The old woman tapped my shoulder with her creased finger. I revolved in my solitary orbit to face her. She interrogated me on what I would be when I grew up. I told her I didn’t know. She responded that, for a suspended moment, possibilities are endless. After that moment, all is lost.
My sister kicked me sharply in my left shin. The agony spread through my entire limb and it went numb. She told me that pain is a part of everything, and everything is painful.
My best friend ran away. I tried to catch her but my unpracticed feet stumbled. I attempted flight without wings to carry me. She told me that life is a test. She raves that distance and time are the ultimate tests of love. Will I pass?

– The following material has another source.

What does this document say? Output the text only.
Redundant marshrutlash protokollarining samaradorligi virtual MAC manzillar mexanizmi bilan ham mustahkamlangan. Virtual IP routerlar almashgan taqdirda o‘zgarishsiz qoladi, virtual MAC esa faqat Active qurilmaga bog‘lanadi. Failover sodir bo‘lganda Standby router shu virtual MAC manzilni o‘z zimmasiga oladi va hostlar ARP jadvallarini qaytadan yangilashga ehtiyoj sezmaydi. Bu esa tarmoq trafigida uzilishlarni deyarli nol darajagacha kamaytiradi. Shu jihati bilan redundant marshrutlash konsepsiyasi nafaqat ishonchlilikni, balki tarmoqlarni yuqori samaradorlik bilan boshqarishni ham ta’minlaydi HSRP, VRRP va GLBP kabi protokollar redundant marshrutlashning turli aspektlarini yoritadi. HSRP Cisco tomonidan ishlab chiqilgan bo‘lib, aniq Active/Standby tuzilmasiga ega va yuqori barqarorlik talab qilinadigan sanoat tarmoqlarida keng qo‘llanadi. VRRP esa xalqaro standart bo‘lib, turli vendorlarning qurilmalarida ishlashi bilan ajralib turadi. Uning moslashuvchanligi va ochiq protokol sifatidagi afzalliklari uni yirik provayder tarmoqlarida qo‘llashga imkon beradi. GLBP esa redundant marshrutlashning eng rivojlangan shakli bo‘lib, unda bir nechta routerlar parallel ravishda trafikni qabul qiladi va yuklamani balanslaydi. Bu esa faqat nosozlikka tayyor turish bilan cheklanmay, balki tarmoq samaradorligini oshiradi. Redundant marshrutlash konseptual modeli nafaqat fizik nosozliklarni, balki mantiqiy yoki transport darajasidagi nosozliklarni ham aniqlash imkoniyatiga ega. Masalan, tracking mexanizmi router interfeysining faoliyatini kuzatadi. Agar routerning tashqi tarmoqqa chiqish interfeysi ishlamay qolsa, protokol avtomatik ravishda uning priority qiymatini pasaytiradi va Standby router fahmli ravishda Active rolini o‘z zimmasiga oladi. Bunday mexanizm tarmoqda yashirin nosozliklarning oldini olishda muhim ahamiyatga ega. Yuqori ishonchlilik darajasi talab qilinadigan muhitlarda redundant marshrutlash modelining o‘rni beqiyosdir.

The teacher in the front slammed his pointer against the green blackboard. He screamed for me to pay attention and then assigned me detention. He told me my world is not my own.
The lady in the detention room directed me to take my seat. She told me to take what is given.
The delinquent next to me cursed in dismay as he cut his finger with the knife he was using to carve his initials in the desk. He told me to leave my mark on the world.
My father sighed, weary from monotonous hours. He told me life is hard and to make a life of what you love. Happiness, said he, is priceless.
My seventh husband filed for divorce. I didn’t sign a prenuptual agreement, thinking that today was forever. He told me to live in the present, but always think for the future.
The judge said I should have been smarter.
My cat settled onto my lap with the utmost of pleasure. She told me not to think too hard or too long about any one thing.
The coach stood silently watching as I ran along the winding path in the cold sleet. Not a word flowed from his solemn mouth. He told me that if I didn’t believe in myself, other people wouldn’t either.
The doctor told me I was dying. He said I’d be dead in six months, prescribing an apple a day.
The mortician commented that I look good in purple eye shadow, but that I am rather pale. She told me to try some more blush on the cheeks. Of course, I didn’t hear her.
Yet I heard everything at first. Then I told myself it was time to live. By then it was too late.
A fruit fly buzzed around my corpse. I thought it was looking for a meal, but instead it landed on my nose and stared directly into my eyes. It told me I was lucky because I lived so long and had so many chances. It said that every moment of life is precious, and I am fortunate to have had so many moments. A fruit fly lives for fourteen days, and then it is gone.